Реферат: Сахарный диабет и оперативная медицина

Выполнила: студентка V курса

Проверил: к.м.н., доцент

Пенза

2009

План

1. Декомпенсация обмена веществ (кетоацидоз, диабетическая кома гиперосмолярная ацидотическая или неацидотическая, лактатацидоз)

2. Диабет, беременность и роды

Литература


1. Декомпенсация обмена веществ (кетоацидоз, диабетическая кома гиперосмоляльная ацидотическая или неацидотическая, лактатацидоз)

Недостаточное влияние эндогенного инсулина (например, бактериальные осложнения) и/или недостаточное введение экзогенного инсулина (использование инсулиновых шприцев с плохо пригнанным поршнем!) ведут к повышению содержания в плазме глюкагона и прогрессирующей декомпенсации обмена веществ, тяжелой формой которой является диабетическая кома (Gerich с соавт.). Гипергликемия и значительные нарушения кислотно-щелочного, а также водного и электролитного баланса являются наиболее существенными следствиями этой декомпенсации.

— Метаболический ацидоз; при липолизе и гликолизе увеличивается количество активного ацетата, который при нормальных условиях метаболизируется в цикле лимонной кислоты. Так как этот путь расщепления нарушается, повышается уровень кетоновых тел (ацетоуксусная кислота, далее образуется р-гидроксимасляная кислота и ацетон). За сутки с мочой при диабетическом ацидозе выделяется от 30—50 г кетоновых тел (в норме 0,5 г). Вследствие кетоацидоза, а также понижения внутриклеточного окисления глюкозы развивается трансминерализация. Для ренальной элиминации кислотных радикалов используются катионы, поэтому наступает потеря минералов (калия, натрия, кальция, магния, см. рис. 106). Метаболический ацидоз может усиливаться в результате образования лактат, повышенного образования сульфатов и фосфатов (повышенный распад белка) и нарастающей почечной недостаточности. При параличе дыхания повышается значение рСО2 .

— Водный баланс: характерно развитие гипертонической дегидратации.
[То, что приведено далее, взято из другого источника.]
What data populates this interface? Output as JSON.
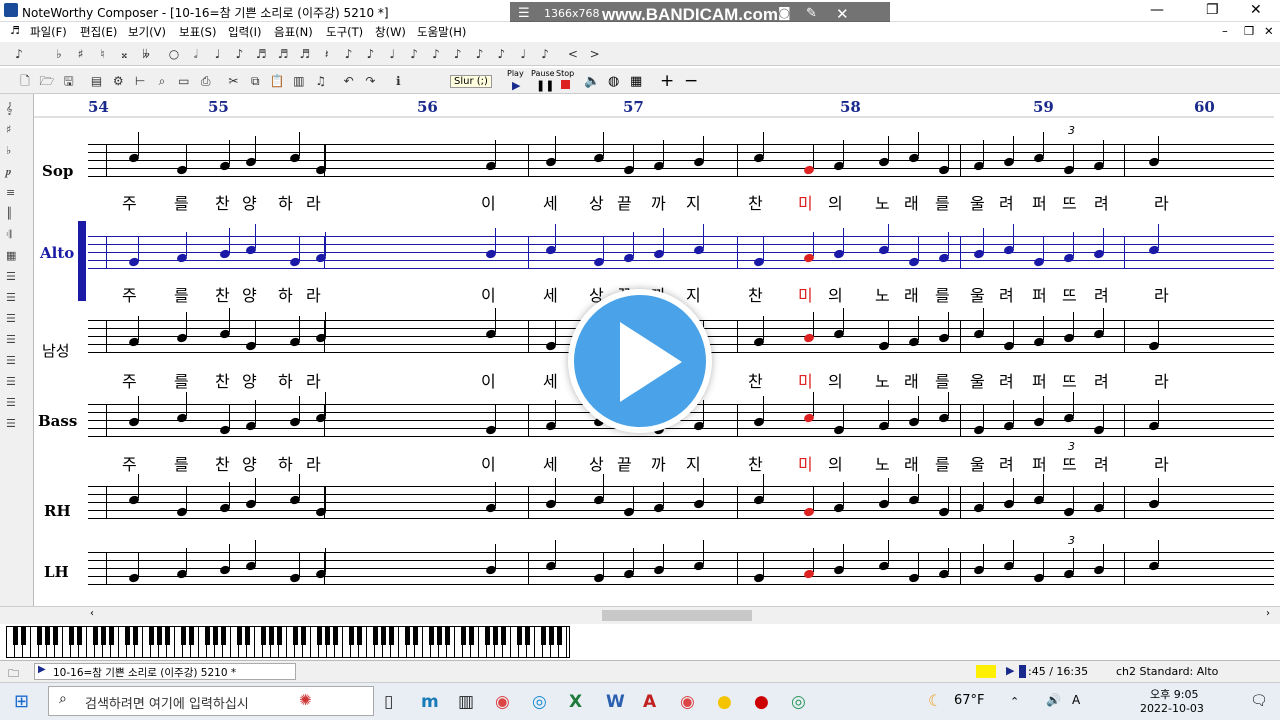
{
  "window": {
    "title": "NoteWorthy Composer - [10-16=참 기쁜 소리로 (이주강) 5210 *]",
    "controls": [
      "—",
      "❐",
      "✕"
    ]
  },
  "recorder": {
    "resolution": "1366x768",
    "brand": "www.BANDICAM.com"
  },
  "menu": [
    "파일(F)",
    "편집(E)",
    "보기(V)",
    "보표(S)",
    "입력(I)",
    "음표(N)",
    "도구(T)",
    "창(W)",
    "도움말(H)"
  ],
  "toolbar": {
    "slur_label": "Slur (;)",
    "play": "Play",
    "pause": "Pause",
    "stop": "Stop"
  },
  "measures": [
    "54",
    "55",
    "56",
    "57",
    "58",
    "59",
    "60"
  ],
  "staves": [
    {
      "name": "Sop",
      "color": "#000000",
      "lyrics": [
        "주",
        "를",
        "찬",
        "양",
        "하",
        "라",
        "이",
        "세",
        "상",
        "끝",
        "까",
        "지",
        "찬",
        "미",
        "의",
        "노",
        "래",
        "를",
        "울",
        "려",
        "퍼",
        "뜨",
        "려",
        "라"
      ]
    },
    {
      "name": "Alto",
      "color": "#1a1aa6",
      "lyrics": [
        "주",
        "를",
        "찬",
        "양",
        "하",
        "라",
        "이",
        "세",
        "상",
        "끝",
        "까",
        "지",
        "찬",
        "미",
        "의",
        "노",
        "래",
        "를",
        "울",
        "려",
        "퍼",
        "뜨",
        "려",
        "라"
      ]
    },
    {
      "name": "남성",
      "color": "#000000",
      "lyrics": [
        "주",
        "를",
        "찬",
        "양",
        "하",
        "라",
        "이",
        "세",
        "상",
        "끝",
        "까",
        "지",
        "찬",
        "미",
        "의",
        "노",
        "래",
        "를",
        "울",
        "려",
        "퍼",
        "뜨",
        "려",
        "라"
      ]
    },
    {
      "name": "Bass",
      "color": "#000000",
      "lyrics": [
        "주",
        "를",
        "찬",
        "양",
        "하",
        "라",
        "이",
        "세",
        "상",
        "끝",
        "까",
        "지",
        "찬",
        "미",
        "의",
        "노",
        "래",
        "를",
        "울",
        "려",
        "퍼",
        "뜨",
        "려",
        "라"
      ]
    },
    {
      "name": "RH",
      "color": "#000000"
    },
    {
      "name": "LH",
      "color": "#000000"
    }
  ],
  "triplet": "3",
  "status": {
    "file": "10-16=참 기쁜 소리로 (이주강) 5210 *",
    "time": ":45 / 16:35",
    "staff": "ch2 Standard: Alto"
  },
  "taskbar": {
    "search_placeholder": "검색하려면 여기에 입력하십시",
    "weather": "67°F",
    "time": "오후 9:05",
    "date": "2022-10-03",
    "ime": "A"
  }
}
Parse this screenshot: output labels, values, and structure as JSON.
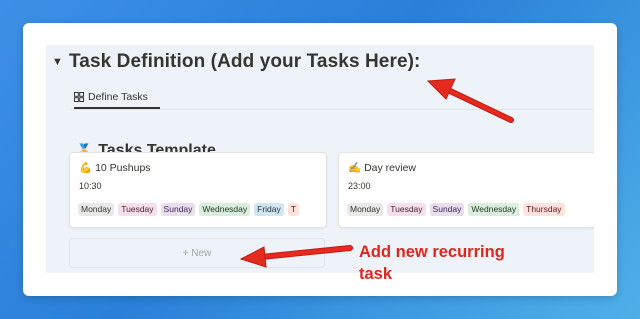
{
  "section": {
    "toggle_icon": "triangle-down-icon",
    "heading": "Task Definition (Add your Tasks Here):"
  },
  "view_tab": {
    "icon": "grid-icon",
    "label": "Define Tasks"
  },
  "database": {
    "emoji": "🏅",
    "title": "Tasks Template"
  },
  "cards": [
    {
      "emoji": "💪",
      "title": "10 Pushups",
      "time": "10:30",
      "tags": [
        "Monday",
        "Tuesday",
        "Sunday",
        "Wednesday",
        "Friday",
        "T"
      ]
    },
    {
      "emoji": "✍️",
      "title": "Day review",
      "time": "23:00",
      "tags": [
        "Monday",
        "Tuesday",
        "Sunday",
        "Wednesday",
        "Thursday"
      ]
    }
  ],
  "new_button": {
    "label": "+ New"
  },
  "annotation": {
    "line1": "Add new recurring",
    "line2": "task",
    "color": "#e1251b"
  },
  "colors": {
    "background": "#2a7fd8",
    "panel": "#edf3f8",
    "text": "#37352f",
    "arrow": "#e1251b"
  }
}
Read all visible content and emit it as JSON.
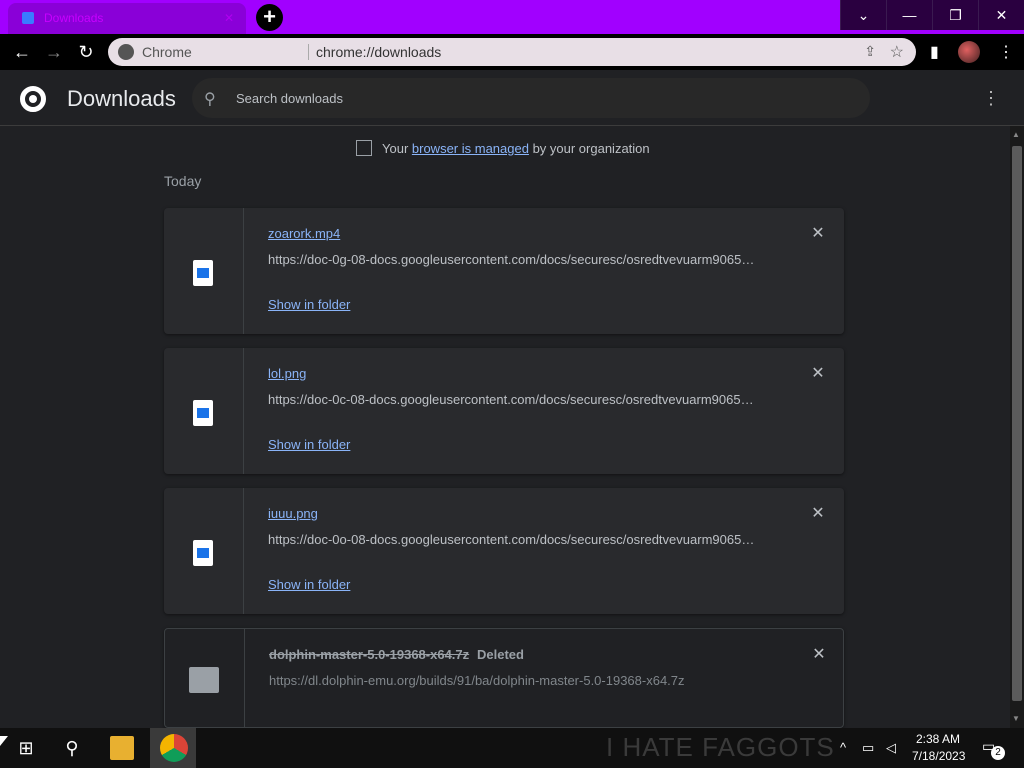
{
  "window": {
    "tab_title": "Downloads",
    "new_tab_label": "+",
    "controls": {
      "dropdown": "⌄",
      "minimize": "—",
      "restore": "❐",
      "close": "✕"
    },
    "accent_color": "#a100ff"
  },
  "toolbar": {
    "back": "←",
    "forward": "→",
    "reload": "↻",
    "omnibox_label": "Chrome",
    "omnibox_url": "chrome://downloads",
    "share": "⇪",
    "star": "☆",
    "sidebar": "▮",
    "menu": "⋮"
  },
  "header": {
    "title": "Downloads",
    "search_placeholder": "Search downloads",
    "more": "⋮"
  },
  "managed": {
    "prefix": "Your ",
    "link": "browser is managed",
    "suffix": " by your organization"
  },
  "section_label": "Today",
  "downloads": [
    {
      "name": "zoarork.mp4",
      "url": "https://doc-0g-08-docs.googleusercontent.com/docs/securesc/osredtvevuarm9065…",
      "action": "Show in folder",
      "close": "✕"
    },
    {
      "name": "lol.png",
      "url": "https://doc-0c-08-docs.googleusercontent.com/docs/securesc/osredtvevuarm9065…",
      "action": "Show in folder",
      "close": "✕"
    },
    {
      "name": "iuuu.png",
      "url": "https://doc-0o-08-docs.googleusercontent.com/docs/securesc/osredtvevuarm9065…",
      "action": "Show in folder",
      "close": "✕"
    },
    {
      "name": "dolphin-master-5.0-19368-x64.7z",
      "status": "Deleted",
      "url": "https://dl.dolphin-emu.org/builds/91/ba/dolphin-master-5.0-19368-x64.7z",
      "close": "✕"
    }
  ],
  "taskbar": {
    "banner_text": "I HATE FAGGOTS",
    "time": "2:38 AM",
    "date": "7/18/2023",
    "notification_count": "2",
    "tray_chevron": "^"
  }
}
Гипергликемия (большей частью выше 400 мг/дл, часто 800—1000 мг/дл и более) повышает осмо ляльность плазмы. Потери воды обусловлены гипервентиляцией (дыхание Куссмауля), осмотическим диурезом, рвотой и поносом. Потеря воды достигает при диабетической коме 6—8 л. Быстро развивается вначале компенсированный, а позднее декомпенсированный шок. Осмотический диурез обусловливает дальнейшую потерю минералов.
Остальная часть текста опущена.